Thursday, May 8, 2008

"New York Magazine" Competitions

For many years, "New York Magazine" ran a series of writing competitions which always appeared on the last page. Readers were given a premise, and the entrants had to develop a one to three line piece or short paragraph to satisfy the description. I entered often and always hoped to win. I look back now, and although many of my "Honorable Mentions" now seem corny and dated, they still make me smile. Here are a few of my entries that won and were published in the magazine. I am going to retype as many as my lazy fingers this afternoon will allow.

" Results of Competiton 746, in which you were asked for Epitaphs."

HERE LIES MICHAEL OVITZ

Perpetual Care by I.M. Pei

"Results of Competition 749, in which you were asked for the opening sentence of a tell-all book."

Last night I dreamt I went to Brooklyn again, where the Brobdingnagian man who today holds court from a corner table at Spago was known simply as "little putz."

"Results of Competiton 816, in which you were asked for the opening lines of a badly written best-seller."

Desiree sat in Judge Paul Tyler's courtroom wearing Armani and a smirk. "So he denied me bail," she thought. "It wasn't so long ago that I was denied nothing." She caught a familiar whiff of Dolce and Gabbana and remembered the hazy evening on Royal Street in the Quarter. "The evidence will show..." droned the prosecutor.

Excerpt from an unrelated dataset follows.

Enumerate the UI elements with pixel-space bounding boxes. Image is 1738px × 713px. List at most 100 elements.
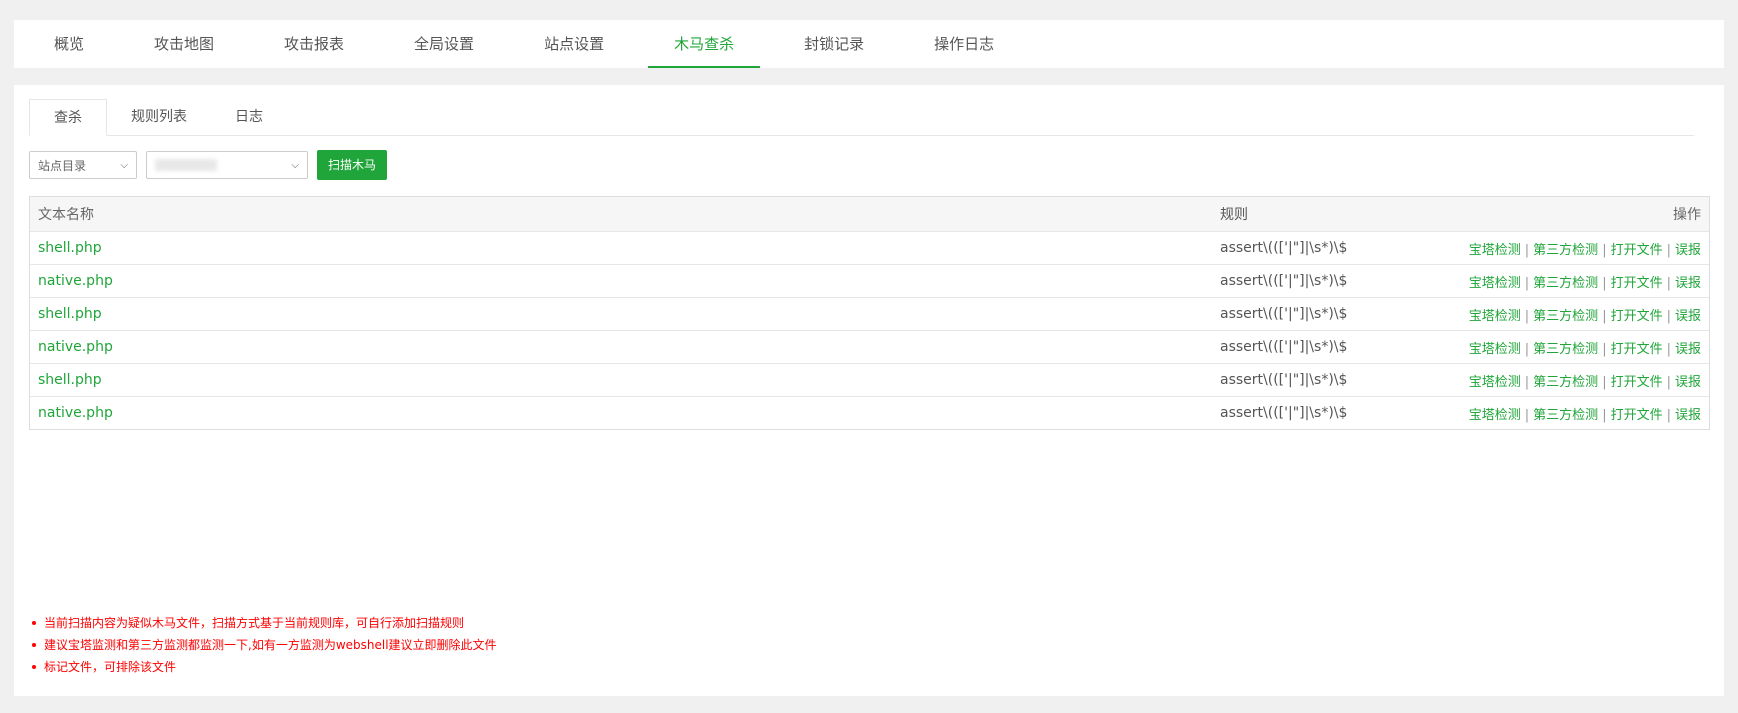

"Results of Competition 862, in which you were asked to win the Eastern Division of the American league, or failing that, to provide a few aromatic lines from a Book About Hollywood."

"And the Oscar goes to... Marlene Bartlett for "Raining in New York." Dr. Lucas Braxton watched as Marlene, radiant, stepped up to the podium. Who would accept, he wondered... Darlene? Charlene? ... or Jim?

"Results of Competition 890, in which you were asked to invent a three-line, two person conversation."

A. I've been told I have no empathy.

B. Well, today my therapist diagnosed me with serious borderline personality disorder.

A. Who cares?

"Results of Competiton 905, in which you were asked for three versions of a random sentence."

The apparition danced before her eyes, then vanished into the dark mirror.

She glanced into the mirror and saw a man looking over her shoulder.

BOO

"Results of Competition 852, in which you were asked to describe creative playthings."

THE COMPETITION EDITOR DOLL-- when it winds up, it says, "Hoping you the same."

That last entry paid homage to the editor of the competitions, Mary Ann Madden. She always ended her Competition report with that sign-off. Some readers complained that the same group of writers won every week, but new names popped up frequently and joined the club.

OK, my fingers need to be bathed in epsom salts.